Personnel humanitaire attaqué
“Pour nous, une ligne rouge a vraiment été franchie : nos personnels nationaux et internationaux ont été agressés, physiquement et verbalement, ce qui n’était jamais arrivé en plus de 30 ans de présence en Haïti”, a expliqué lundi le chef de mission de MSF en Haïti Christophe Garnier. à l’émission Tout un monde de la RTS. Il évoque notamment une menace de viol contre le personnel et une autre, récente, de « mettre tout le monde dans des voitures et d’y mettre le feu ».
« Ce jour-là, deux des trois patients présents dans une de nos ambulances ont été sortis du véhicule. Nous avons alors entendu une quinzaine de coups de feu. Nous n’avons aucun doute sur le fait que ces patients sont décédés”, poursuit Christophe Garnier.

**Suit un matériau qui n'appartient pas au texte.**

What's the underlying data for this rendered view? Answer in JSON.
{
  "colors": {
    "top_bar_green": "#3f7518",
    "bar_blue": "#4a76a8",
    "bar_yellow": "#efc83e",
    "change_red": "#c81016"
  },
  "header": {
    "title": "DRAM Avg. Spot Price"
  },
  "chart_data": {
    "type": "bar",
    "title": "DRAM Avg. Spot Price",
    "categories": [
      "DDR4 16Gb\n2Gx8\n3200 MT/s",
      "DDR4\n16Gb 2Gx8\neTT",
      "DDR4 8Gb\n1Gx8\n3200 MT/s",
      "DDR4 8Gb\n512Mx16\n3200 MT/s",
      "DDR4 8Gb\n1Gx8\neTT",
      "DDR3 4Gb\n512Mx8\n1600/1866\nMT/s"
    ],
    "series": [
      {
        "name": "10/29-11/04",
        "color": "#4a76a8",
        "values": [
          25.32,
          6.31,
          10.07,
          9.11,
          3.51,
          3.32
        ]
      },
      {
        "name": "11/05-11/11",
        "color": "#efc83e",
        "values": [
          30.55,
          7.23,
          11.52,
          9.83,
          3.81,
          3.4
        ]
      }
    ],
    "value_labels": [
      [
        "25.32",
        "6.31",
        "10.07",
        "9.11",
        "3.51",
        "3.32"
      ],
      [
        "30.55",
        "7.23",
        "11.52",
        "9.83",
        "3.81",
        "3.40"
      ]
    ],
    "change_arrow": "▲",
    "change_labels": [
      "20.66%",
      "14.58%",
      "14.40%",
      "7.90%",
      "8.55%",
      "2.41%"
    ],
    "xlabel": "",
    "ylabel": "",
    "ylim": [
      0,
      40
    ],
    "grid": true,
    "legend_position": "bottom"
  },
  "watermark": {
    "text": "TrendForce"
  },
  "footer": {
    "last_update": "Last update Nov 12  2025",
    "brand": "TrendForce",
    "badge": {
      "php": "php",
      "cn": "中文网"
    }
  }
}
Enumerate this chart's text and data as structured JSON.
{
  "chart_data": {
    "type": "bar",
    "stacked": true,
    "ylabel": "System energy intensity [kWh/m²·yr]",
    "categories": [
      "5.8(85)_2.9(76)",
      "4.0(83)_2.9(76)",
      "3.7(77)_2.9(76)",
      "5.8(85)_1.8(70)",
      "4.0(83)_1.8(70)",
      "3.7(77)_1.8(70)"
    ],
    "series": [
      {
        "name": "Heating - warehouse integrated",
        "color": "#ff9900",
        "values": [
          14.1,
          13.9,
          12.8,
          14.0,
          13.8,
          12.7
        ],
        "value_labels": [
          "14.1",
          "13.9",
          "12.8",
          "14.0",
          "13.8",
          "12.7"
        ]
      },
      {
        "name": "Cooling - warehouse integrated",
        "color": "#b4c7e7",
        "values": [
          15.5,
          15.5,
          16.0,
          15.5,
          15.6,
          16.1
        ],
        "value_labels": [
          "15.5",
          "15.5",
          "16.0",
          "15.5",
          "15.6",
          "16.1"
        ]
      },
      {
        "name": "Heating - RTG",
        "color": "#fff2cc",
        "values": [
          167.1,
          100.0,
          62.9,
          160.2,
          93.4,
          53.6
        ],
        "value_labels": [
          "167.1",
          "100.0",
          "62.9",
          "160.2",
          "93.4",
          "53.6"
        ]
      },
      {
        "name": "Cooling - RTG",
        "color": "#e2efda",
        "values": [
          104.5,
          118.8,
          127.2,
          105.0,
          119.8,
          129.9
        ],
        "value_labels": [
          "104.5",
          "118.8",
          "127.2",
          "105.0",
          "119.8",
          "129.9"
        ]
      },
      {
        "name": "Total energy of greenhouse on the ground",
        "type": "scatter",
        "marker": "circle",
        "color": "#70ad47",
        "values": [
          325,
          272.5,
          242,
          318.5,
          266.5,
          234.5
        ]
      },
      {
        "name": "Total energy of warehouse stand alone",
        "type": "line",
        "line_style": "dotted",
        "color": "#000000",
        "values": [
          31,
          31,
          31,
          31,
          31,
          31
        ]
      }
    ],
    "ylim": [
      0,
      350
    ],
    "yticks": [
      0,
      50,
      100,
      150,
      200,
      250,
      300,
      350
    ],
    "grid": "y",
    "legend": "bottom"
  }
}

Nous sommes pleinement conscients des conséquences, mais nous ne pouvons pas nous permettre de risquer davantage. C’est la moins pire solution
D’autres menaces ont suivi, obligeant l’organisation humanitaire à suspendre l’admission de nouveaux patients. À contrecœur, car MSF est l’une des seules ONG encore présente en Haïti, alors même que la population en a désespérément besoin.
«Nous étions les seuls [ONG de secours à la population encore sur place, ndlr] dans tous les quartiers de Port-au-Prince. L’offre de soins est extrêmement médiocre et se réduit à chaque fois un peu plus. Il s’agit effectivement d’un drame et nous en connaissons parfaitement les conséquences. Mais nous ne pouvons pas nous permettre de risquer davantage. C’est la moins pire des solutions», défend le chef de mission MSF en Haïti.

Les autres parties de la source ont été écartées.